‘Long Story Short’ spins life lessons wrapped in comedy

From the creators of “Bojack Horseman,” “Long Story Short” tells the stories of a Bay Area family across a range of characters. // Photo courtesy of Netflix.

When it was announced that the creators of “Bojack Horseman” were working on a new project, many fans expected something of the same vein. But “Long Story Short” isn’t “Bojack,” to the disappointment of some; it is something else entirely. Told in a nonlinear sequence, the show unravels the lives of a Jewish American family in the San Francisco Bay Area, leaving the audience to piece together the gaps and unspoken emotions. The show was released on Aug. 22 — exactly 11 years after the first episode of “Bojack Horseman.” 

Opening with a montage of family photos, the series immediately feels like a peek into someone’s family album. The first episode begins with Avi bringing his new girlfriend, Jen, back home for his younger brother Yoshi’s bar mitzvah, plunging both Jen and the viewer into the Schwooper family’s life. The dysfunction is clear almost instantly. The following episode cuts ahead to 2014, with Avi and Shira at Avi’s daughter Hannah’s dance recital. It’s a bit of a whiplash, kids become parents, parents become strangers and the audience has to work to fill in the blanks. 

If the main hook of “Bojack Horseman” was the animal-human characters, “Long Story Short” finds its identity in its shifting timelines, from the 1950s all the way up to 2022. The show wrestles with unresolved grief, Jewish identity and most of all, family. There’s still humor, with Bojack-like quips and moments of suspended reality: a middle school overtaken with wolves that no one questions and the surreal cutthroat seriousness of BJ Banana Fingers, the children’s playplace where  Shira’s wife Kendra, works. 

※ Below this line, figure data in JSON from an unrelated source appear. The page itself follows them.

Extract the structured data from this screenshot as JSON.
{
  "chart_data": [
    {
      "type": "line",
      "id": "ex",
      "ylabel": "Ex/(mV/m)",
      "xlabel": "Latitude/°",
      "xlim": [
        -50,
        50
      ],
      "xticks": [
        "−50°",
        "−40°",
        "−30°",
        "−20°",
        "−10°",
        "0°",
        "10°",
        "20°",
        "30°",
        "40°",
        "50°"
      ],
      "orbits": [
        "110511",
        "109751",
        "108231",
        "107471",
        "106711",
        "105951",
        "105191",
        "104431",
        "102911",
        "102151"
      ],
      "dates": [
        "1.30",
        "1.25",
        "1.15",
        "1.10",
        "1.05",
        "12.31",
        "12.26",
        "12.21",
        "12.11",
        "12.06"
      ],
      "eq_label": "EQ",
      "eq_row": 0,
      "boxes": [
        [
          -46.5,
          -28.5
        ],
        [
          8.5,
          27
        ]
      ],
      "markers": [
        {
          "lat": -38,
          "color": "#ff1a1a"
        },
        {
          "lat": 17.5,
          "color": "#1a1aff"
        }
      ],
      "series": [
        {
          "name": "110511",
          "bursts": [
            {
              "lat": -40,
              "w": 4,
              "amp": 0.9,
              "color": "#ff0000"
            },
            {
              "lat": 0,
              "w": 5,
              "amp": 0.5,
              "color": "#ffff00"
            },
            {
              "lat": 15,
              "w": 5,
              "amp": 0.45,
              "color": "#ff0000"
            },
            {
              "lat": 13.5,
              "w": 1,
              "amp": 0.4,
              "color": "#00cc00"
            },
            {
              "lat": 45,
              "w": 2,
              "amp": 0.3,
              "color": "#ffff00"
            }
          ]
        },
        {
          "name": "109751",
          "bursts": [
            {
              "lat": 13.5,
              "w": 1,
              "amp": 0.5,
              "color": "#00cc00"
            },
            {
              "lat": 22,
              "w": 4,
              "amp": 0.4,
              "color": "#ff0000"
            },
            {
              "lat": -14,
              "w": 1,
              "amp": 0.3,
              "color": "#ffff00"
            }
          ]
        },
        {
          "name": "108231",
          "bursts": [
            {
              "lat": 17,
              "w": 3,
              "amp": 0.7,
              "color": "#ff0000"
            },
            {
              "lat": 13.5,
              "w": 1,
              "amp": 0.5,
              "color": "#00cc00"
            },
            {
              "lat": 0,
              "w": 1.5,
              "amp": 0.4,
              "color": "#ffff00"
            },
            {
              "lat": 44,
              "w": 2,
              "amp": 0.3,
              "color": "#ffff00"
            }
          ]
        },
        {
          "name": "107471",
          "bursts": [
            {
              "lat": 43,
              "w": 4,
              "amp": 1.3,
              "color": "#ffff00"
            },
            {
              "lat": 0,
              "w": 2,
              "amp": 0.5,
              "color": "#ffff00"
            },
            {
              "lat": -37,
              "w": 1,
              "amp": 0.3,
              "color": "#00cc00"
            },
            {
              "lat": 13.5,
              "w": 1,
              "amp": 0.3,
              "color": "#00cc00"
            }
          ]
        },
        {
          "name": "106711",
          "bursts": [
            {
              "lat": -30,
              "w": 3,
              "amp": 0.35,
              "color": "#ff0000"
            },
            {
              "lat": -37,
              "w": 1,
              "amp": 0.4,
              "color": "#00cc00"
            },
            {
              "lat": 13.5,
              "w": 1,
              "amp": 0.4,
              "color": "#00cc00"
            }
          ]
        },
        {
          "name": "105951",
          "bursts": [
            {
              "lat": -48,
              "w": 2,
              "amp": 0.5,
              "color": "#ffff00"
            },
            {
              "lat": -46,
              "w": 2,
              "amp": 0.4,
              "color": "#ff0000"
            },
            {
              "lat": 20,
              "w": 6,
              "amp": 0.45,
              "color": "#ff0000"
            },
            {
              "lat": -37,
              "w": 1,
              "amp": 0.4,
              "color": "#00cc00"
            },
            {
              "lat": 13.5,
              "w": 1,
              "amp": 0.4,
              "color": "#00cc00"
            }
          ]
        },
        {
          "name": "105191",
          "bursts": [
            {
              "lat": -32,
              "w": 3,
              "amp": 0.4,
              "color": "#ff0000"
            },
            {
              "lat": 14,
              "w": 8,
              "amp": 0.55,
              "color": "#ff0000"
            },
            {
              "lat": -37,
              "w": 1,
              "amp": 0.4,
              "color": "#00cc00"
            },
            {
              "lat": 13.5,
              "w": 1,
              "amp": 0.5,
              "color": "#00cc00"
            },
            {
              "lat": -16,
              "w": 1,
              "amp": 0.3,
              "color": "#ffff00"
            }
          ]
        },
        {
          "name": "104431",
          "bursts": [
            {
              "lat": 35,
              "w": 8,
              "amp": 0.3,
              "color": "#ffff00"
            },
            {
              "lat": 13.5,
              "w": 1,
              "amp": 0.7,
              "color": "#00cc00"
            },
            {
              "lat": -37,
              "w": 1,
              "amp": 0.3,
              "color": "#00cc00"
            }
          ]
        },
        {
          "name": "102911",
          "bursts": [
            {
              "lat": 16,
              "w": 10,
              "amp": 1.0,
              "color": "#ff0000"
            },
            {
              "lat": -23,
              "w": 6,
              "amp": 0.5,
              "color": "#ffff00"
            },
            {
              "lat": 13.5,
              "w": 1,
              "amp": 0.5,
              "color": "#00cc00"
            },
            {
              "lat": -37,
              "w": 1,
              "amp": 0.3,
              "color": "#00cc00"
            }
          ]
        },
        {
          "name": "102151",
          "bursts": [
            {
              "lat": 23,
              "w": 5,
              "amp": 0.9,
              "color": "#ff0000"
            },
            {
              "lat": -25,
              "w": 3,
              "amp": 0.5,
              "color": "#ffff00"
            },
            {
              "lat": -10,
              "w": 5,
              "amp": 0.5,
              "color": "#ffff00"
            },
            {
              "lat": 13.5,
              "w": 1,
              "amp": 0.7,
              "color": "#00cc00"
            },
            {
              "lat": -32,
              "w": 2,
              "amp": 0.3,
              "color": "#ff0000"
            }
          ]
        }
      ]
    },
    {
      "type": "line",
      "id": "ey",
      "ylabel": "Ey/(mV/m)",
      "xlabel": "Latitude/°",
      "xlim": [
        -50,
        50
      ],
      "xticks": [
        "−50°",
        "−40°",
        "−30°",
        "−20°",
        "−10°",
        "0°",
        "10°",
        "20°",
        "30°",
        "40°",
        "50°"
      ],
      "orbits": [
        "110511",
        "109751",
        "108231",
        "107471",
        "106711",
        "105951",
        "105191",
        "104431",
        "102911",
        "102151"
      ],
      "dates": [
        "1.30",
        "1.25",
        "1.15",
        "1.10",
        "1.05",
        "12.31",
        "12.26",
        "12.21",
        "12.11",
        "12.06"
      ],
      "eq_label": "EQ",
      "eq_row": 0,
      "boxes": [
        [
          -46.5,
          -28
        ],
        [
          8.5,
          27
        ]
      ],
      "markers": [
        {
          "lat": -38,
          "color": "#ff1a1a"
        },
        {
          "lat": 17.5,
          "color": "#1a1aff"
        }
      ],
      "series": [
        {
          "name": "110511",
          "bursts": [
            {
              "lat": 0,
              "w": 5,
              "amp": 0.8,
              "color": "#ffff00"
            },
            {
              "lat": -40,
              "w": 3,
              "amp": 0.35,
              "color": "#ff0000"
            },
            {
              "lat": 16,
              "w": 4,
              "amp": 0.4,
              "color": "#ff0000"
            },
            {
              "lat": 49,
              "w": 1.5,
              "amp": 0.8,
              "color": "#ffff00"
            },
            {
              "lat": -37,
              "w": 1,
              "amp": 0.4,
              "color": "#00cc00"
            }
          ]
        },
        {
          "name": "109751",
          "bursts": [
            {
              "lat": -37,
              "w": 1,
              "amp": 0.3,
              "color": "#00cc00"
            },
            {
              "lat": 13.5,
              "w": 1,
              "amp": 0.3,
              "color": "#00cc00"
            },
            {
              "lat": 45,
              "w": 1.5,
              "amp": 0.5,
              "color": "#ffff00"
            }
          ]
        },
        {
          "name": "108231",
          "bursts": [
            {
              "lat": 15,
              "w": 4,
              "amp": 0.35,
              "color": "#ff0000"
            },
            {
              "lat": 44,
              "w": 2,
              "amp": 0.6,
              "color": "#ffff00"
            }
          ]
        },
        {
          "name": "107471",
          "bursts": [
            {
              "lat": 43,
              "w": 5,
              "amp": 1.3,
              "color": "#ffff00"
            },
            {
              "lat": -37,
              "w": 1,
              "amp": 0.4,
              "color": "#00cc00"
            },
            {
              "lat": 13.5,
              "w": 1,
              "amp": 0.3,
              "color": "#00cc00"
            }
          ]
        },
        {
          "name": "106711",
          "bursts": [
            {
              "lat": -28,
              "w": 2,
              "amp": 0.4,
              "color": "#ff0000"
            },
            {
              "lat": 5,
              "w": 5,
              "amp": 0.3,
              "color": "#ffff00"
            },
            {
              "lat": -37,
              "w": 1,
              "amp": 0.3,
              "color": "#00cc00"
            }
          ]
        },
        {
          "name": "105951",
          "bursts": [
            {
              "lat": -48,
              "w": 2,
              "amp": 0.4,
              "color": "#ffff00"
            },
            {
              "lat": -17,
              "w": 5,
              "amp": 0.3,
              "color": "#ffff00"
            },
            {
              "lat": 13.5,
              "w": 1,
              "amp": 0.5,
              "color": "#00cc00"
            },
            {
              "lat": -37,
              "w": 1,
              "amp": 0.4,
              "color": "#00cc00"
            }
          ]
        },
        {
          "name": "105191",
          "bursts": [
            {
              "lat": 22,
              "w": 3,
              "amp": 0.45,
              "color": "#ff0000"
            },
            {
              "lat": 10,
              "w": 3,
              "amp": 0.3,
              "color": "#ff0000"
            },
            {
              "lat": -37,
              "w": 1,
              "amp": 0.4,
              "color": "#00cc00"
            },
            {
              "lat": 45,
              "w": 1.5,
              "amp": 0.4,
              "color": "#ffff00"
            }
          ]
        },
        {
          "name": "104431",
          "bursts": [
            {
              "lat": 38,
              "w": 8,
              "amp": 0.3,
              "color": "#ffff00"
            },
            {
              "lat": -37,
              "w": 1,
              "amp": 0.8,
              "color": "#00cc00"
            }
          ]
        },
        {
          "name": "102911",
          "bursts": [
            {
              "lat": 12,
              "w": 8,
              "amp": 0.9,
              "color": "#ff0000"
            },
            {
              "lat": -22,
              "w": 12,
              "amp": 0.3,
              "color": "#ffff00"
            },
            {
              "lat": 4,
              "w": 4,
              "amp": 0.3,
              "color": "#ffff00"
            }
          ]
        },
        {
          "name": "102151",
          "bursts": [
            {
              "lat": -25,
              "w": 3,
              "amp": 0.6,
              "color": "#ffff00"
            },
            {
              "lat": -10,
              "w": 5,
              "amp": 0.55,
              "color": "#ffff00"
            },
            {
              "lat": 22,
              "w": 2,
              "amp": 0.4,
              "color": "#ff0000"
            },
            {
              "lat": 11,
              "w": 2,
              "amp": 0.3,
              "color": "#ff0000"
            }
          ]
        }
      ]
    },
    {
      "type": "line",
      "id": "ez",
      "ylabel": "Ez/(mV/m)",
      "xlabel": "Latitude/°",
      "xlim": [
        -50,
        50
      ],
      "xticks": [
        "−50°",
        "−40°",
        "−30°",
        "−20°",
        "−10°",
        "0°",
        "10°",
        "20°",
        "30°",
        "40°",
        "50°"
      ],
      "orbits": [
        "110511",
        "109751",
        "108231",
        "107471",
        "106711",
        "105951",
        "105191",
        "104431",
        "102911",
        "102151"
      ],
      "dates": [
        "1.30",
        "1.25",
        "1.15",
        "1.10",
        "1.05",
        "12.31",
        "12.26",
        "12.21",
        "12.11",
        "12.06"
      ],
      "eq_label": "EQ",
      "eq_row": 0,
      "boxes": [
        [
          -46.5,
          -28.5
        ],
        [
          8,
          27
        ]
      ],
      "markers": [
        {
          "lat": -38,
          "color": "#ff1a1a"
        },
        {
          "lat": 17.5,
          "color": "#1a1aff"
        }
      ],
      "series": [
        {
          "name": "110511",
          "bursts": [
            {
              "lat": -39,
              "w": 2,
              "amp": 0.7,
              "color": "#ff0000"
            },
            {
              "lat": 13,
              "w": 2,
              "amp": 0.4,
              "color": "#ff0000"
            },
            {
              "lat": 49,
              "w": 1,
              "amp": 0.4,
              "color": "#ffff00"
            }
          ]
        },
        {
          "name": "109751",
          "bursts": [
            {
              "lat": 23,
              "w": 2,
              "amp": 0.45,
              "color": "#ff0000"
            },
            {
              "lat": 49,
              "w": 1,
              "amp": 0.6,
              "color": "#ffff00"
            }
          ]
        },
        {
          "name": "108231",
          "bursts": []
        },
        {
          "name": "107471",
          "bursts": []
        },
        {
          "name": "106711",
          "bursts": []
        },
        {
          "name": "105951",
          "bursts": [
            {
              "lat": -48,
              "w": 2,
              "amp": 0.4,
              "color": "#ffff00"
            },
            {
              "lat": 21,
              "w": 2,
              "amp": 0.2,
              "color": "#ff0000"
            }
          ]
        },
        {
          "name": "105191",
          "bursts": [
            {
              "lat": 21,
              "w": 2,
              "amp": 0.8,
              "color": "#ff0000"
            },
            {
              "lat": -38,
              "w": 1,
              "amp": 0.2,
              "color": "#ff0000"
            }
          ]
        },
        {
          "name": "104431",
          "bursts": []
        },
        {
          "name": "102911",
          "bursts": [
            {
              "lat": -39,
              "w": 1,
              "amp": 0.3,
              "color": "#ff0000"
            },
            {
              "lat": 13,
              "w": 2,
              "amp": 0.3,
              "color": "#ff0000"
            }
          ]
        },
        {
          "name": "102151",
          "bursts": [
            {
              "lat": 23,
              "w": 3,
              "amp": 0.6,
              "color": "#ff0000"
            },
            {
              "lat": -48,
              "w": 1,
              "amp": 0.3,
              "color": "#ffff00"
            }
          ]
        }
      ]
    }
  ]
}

However, it’s the relationships between the characters that ground the show. Avi and Shira’s knowing sibling banter, Avi’s bond with his daughter and most of all, the family’s complicated ties to their mother, Naomi. Naomi is the classic overbearing mother, smothering her children with affection but not truly listening to them.  

The family’s Jewish faith is a central part of the story. The creator, Raphael Bob-Waksberg states, “I wanted to tell a story about characters in transition as far as their identities go, and one track that takes is their relationships with religion. Over the course of the season, you see characters push religion away, and you see characters move towards religion because it is not a set thing in our lives, and it is possible to have different relationships with our heritage, with our culture, with our community, and there are different ways to come at it.” 

Each episode is a story within itself, centering on a specific character and peeling back the layers of their flaws. The show always circles back to Naomi and the children reckoning with their upbringing and personal lives. “Long Story Short” is the perfect show if you’re looking for something tender, messy and real.